Dive Deeper With Penetration Testing

Penetration testing dives deeper into your business’ digital environment to provide as vivid an image possible of its cyber assets. Performing a penetration test by conducting a false attack on your systems, you can best determine the steps you need to take to eliminate any vulnerabilities and decide whether your existing security measures stand up to the challenge of current threats. It also tests the most troubling weaknesses within the system.

The goal is to discover whether established defence mechanisms work. Skilled
penetration testers use a wide range of tools to effectively break into your company’s system. They may even create their own tools, which are free of harmful malware or other malicious code. When the test is completed, a detailed report that outlines any findings is produced and presented to the company.
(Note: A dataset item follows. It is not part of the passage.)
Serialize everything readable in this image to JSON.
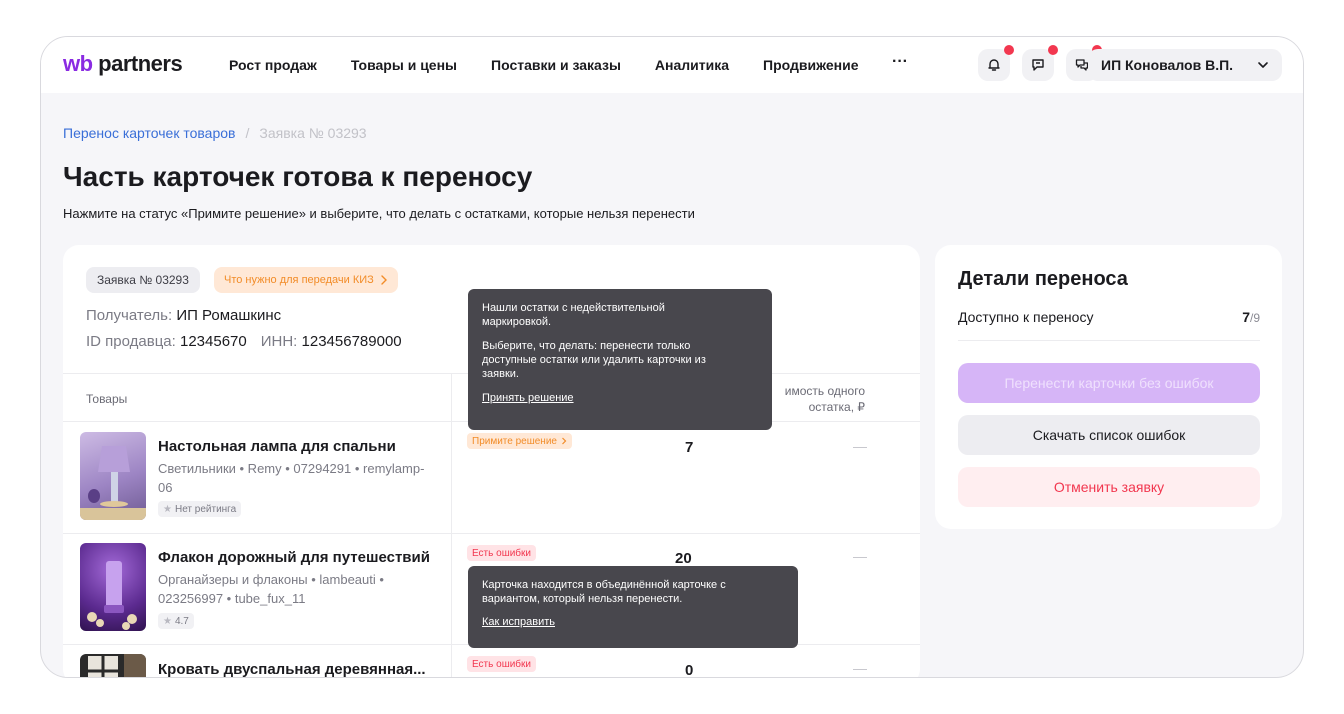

The key to successful penetration testing, however, isn’t so much the technology employed, but the people conducting the work. In most cases, the sophistication of the entire process goes well beyond the scope of the technology and is instead combined with analytical thought processes that produce more in-depth insights into what provides the hacker with unauthorized access and the strategies that can more effectively thwart the possibility of an attack.

Given the sophisticated scope of testing, there is much that companies can learn from the report. Proper investigations include the full extent of the research, from the asset that’s been breached and the method the hacker has used to commit the breach.

Vulnerability assessments and penetration testing, also known as VAPT, work together to:

  • Prevent information loss
  • Prevent financial loss
  • Protect your brand reputation in the marketplace
  • Establish compliance with specific standard or certifications your business needs to operate

When executed correctly, vulnerability assessments are an invaluable tool to provide your business with insights into the strength of its cyber defence. When paired with penetration tests, you can uncover
actionable strategies that will minimize the impact of a cyber attack if or when an attack happens.